César Franck

César-Auguste Jean-Guillaume Hubert Franck (French pronunciation: ​[sezaʁ oɡyst ʒɑ̃ ɡijom ybɛʁ fʁɑ̃k]; 10 December 1822 – 8 November 1890) was a French Romantic composer, pianist, organist, and music teacher born in modern-day Belgium.

He was born in Liège (which at the time of his birth was part of the United Kingdom of the Netherlands). He gave his first concerts there in 1834 and studied privately in Paris from 1835, where his teachers included Anton Reicha. After a brief return to Belgium, and a disastrous reception of an early oratorio Ruth, he moved to Paris, where he married and embarked on a career as teacher and organist. He gained a reputation as a formidable musical improviser, and travelled widely within France to demonstrate new instruments built by Aristide Cavaillé-Coll.

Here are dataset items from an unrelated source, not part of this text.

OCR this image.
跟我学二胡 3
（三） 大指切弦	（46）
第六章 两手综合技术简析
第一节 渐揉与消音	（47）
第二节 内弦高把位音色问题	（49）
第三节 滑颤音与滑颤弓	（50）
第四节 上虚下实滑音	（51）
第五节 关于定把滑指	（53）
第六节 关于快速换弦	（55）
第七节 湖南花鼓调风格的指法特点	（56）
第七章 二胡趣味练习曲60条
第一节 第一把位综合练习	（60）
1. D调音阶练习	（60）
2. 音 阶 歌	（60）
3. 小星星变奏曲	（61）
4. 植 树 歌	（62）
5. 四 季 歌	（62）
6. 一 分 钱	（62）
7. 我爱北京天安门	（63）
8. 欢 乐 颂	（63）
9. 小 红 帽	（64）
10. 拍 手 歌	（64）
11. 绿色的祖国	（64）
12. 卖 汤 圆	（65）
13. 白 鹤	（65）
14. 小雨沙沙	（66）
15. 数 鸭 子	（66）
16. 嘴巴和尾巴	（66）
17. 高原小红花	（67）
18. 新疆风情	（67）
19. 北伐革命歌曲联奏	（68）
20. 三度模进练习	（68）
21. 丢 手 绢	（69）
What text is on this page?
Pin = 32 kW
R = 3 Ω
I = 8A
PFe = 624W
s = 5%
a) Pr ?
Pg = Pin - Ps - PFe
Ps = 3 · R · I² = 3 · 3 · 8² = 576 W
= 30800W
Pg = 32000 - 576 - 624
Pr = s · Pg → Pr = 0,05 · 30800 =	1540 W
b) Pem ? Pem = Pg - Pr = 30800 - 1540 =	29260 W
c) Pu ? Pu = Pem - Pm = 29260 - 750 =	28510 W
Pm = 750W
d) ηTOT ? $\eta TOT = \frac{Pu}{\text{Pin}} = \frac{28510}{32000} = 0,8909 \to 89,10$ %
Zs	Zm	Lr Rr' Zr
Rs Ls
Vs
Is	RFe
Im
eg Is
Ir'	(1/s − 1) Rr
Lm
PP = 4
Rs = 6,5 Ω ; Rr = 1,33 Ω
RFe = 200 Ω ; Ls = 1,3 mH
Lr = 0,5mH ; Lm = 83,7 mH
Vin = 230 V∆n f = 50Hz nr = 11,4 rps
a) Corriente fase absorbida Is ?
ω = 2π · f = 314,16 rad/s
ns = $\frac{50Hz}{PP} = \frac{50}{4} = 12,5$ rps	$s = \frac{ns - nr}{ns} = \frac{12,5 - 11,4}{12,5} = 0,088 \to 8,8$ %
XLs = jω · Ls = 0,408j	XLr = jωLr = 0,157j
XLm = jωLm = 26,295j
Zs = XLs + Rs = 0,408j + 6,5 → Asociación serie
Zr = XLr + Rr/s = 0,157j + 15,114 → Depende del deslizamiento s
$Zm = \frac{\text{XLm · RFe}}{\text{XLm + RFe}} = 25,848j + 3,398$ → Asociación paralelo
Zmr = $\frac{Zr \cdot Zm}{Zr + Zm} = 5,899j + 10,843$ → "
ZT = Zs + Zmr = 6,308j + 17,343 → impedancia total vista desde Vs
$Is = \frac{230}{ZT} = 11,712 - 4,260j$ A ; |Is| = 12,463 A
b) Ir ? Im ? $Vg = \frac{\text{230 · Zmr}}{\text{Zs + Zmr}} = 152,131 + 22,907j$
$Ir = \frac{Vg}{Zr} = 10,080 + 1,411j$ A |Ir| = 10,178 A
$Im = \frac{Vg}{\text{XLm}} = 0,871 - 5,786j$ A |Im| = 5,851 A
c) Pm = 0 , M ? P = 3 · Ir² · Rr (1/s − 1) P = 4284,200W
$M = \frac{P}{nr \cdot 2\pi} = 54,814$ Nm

In 1858, he became organist at the Basilica of St. Clotilde, Paris, a position he retained for the rest of his life. He became professor at the Paris Conservatoire in 1872; he took French nationality, a requirement of the appointment. After acquiring the professorship, Franck wrote several pieces that have entered the standard classical repertoire, including symphonic, chamber, and keyboard works for pipe organ and piano. As a teacher and composer he had a vast following of composers and other musicians. His pupils included Ernest Chausson, Vincent d'Indy, Henri Duparc, Guillaume Lekeu, Albert Renaud, Charles Tournemire and Louis Vierne.